Hurricane Nicole was reluctant to give up hurricane status as it moved northward across the Atlantic Ocean after raking Bermuda.
On October 16, 2016 – four days after the storm drenched Bermuda – the Moderate Resolution Imaging Spectroradiometer (MODIS) aboard NASA’s Terra satellite captured this true-color image of Hurricane Nicole in the North Atlantic Ocean. The storm retained a distinct eye and bands of convection, despite cold sea surface temperatures and adverse conditions.
Near the time this image was captured, the National Hurricane Center (NHC) reported that Hurricane Nicole was located about 175 mi (1155 km) south-southwest of Cape Race, Newfoundland. The storm sported maximum sustained winds of 75 mph (120 km/h), making it a minimal Category 1 hurricane on the Saffir-Simpson Hurricane Wind Scale. It was moving east-northeast at 20 mph (31 km/h).
On October 17, Nicole retained Category 1 strength as it lingered in the northern Atlantic Ocean. Nicole is a large hurricane. NHC estimated hurricane-force winds extend outward up to 90 miles (150 km) from the center and tropical-storm-force winds extend outward up to 415 miles (665 km). The estimated minimum central pressure is 962 millibars.
Nicole is expected to continue producing hurricane force winds while moving northward over the cooler waters of the North Atlantic Ocean. NHC predicts that Nicole’s center will cool and transition to a strong extra-tropical cyclone on October 18 as it heads toward Iceland.

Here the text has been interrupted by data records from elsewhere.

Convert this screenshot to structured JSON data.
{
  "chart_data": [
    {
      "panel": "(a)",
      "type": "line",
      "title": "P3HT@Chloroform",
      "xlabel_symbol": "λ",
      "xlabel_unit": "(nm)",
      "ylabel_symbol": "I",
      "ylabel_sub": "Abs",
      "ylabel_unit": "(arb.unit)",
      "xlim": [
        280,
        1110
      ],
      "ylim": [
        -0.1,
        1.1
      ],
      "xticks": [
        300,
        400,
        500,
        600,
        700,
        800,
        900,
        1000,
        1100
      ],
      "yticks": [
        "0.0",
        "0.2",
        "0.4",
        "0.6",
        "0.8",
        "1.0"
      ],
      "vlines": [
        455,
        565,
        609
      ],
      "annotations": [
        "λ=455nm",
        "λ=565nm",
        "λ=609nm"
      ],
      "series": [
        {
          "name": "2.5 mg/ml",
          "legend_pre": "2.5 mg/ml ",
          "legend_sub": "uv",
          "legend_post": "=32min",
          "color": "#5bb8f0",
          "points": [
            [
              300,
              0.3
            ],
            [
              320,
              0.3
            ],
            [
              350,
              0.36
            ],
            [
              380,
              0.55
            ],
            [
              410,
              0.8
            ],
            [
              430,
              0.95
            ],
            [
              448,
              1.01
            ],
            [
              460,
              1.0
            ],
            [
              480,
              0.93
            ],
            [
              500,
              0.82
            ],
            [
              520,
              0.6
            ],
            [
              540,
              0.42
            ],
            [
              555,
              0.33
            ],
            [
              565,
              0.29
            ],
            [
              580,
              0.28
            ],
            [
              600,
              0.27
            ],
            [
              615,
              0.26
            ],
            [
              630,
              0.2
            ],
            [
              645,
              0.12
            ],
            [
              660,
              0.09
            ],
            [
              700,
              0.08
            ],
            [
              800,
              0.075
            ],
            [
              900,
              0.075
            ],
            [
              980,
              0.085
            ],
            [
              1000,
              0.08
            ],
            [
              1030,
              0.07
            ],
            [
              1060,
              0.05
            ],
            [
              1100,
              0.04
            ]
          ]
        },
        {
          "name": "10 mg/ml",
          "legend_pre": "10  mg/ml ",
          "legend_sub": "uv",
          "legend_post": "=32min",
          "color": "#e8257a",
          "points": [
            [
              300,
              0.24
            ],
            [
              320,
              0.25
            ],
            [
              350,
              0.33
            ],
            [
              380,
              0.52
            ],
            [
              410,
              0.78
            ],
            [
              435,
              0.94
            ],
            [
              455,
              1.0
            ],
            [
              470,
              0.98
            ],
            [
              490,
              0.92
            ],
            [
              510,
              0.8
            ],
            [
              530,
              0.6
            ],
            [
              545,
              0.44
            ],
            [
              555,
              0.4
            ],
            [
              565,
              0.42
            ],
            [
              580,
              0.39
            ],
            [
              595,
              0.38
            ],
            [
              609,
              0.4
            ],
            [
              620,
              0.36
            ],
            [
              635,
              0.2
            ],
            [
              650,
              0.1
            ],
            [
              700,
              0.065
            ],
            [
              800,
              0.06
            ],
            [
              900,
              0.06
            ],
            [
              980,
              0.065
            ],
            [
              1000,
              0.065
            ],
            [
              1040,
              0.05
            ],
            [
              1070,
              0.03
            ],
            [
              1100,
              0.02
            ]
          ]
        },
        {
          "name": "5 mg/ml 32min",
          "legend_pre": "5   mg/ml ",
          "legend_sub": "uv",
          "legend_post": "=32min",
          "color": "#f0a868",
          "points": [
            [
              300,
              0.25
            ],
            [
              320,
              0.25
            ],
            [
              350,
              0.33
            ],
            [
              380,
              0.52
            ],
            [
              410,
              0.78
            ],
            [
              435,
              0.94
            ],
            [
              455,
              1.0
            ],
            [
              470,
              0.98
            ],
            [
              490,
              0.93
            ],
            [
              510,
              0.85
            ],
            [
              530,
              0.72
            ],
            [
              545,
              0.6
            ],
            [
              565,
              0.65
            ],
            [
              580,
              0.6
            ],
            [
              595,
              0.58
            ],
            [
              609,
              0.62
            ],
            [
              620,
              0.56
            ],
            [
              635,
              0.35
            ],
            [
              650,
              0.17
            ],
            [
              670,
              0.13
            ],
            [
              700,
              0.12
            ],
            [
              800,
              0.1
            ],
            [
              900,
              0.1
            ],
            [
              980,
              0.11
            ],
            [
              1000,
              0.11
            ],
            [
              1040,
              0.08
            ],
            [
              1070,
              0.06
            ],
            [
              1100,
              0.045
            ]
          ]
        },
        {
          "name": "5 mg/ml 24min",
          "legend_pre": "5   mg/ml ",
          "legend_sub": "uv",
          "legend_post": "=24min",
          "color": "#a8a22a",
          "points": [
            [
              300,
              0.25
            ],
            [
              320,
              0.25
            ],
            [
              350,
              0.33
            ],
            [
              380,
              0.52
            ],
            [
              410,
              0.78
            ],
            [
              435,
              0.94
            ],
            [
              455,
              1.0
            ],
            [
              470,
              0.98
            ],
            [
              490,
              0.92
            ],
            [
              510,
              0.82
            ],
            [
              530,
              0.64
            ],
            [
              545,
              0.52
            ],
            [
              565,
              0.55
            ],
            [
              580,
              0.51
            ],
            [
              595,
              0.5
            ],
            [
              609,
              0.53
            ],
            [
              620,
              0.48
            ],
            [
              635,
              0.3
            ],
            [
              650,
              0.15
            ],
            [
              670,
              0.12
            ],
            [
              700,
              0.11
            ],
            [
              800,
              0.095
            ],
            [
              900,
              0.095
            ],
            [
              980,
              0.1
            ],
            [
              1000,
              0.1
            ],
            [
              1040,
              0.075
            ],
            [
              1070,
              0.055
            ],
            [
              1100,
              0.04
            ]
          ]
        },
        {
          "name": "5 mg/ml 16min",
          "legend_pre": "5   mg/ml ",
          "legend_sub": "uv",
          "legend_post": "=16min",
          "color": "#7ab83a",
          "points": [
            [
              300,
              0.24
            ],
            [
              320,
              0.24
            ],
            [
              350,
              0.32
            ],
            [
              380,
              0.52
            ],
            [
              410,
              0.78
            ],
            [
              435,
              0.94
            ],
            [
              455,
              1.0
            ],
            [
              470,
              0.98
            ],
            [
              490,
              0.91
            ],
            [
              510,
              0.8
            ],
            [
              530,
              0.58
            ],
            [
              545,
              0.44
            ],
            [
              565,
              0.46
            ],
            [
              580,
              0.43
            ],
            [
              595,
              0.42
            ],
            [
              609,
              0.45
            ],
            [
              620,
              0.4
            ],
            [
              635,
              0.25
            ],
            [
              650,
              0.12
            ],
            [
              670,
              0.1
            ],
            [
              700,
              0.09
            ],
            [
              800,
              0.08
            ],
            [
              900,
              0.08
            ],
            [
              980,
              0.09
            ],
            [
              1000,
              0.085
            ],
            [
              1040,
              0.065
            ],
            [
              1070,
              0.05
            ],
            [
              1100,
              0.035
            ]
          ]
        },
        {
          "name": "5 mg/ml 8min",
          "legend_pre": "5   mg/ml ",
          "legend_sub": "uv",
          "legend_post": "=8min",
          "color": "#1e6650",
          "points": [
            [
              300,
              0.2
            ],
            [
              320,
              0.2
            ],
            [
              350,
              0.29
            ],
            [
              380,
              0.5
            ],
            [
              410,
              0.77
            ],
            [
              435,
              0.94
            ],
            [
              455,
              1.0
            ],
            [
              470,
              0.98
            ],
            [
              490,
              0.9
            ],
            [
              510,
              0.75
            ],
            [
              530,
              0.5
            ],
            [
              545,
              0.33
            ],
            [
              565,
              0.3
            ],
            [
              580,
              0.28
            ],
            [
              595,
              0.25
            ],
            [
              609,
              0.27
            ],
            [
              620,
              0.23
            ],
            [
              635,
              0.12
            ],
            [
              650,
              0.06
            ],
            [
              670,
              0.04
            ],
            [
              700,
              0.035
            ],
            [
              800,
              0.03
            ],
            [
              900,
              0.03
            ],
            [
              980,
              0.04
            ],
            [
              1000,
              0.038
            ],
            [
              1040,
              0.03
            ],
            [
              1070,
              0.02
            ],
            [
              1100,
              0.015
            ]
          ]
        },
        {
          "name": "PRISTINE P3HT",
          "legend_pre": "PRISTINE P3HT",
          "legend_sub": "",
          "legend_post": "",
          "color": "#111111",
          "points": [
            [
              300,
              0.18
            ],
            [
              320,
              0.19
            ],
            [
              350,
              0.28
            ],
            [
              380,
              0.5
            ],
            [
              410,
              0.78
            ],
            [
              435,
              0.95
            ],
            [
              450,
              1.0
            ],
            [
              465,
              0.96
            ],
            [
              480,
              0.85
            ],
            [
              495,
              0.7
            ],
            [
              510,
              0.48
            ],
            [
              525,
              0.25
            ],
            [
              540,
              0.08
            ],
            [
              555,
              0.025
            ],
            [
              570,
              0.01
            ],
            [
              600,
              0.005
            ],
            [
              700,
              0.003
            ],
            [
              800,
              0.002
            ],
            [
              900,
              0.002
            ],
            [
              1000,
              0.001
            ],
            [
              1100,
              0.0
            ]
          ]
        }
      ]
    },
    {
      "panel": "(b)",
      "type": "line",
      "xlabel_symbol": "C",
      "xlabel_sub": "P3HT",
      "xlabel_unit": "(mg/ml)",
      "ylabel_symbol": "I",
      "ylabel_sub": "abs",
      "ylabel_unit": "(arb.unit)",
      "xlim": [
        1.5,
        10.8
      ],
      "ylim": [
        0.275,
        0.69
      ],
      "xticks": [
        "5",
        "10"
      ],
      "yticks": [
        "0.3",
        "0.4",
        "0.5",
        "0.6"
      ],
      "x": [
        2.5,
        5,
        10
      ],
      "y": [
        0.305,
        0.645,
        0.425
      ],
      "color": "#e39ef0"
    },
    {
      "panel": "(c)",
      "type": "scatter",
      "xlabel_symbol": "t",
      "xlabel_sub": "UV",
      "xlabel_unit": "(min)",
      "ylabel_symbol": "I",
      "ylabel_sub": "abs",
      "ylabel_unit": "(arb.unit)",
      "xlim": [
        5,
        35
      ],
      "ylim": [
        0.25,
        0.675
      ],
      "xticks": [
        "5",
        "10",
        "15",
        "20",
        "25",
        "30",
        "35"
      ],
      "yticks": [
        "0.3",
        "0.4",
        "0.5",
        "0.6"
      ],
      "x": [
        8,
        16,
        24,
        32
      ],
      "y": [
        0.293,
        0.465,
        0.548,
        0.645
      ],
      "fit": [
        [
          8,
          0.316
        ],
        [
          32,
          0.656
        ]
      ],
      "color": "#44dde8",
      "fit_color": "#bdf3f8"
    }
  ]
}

Nicole has left a lasting impression on the ocean as swells from the storm are expected to affect a great deal of coastlines. The National Hurricane Center noted that “large swells associated with Nicole will affect the United States east coast, the coast of Atlantic Canada, Bermuda, the Bahamas, the Greater Antilles, the Leeward Islands, and the Azores islands for the next several days, creating dangerous surf conditions and rip currents. These swells are also likely to reach Europe and the northwest coast of Africa in a day or two.”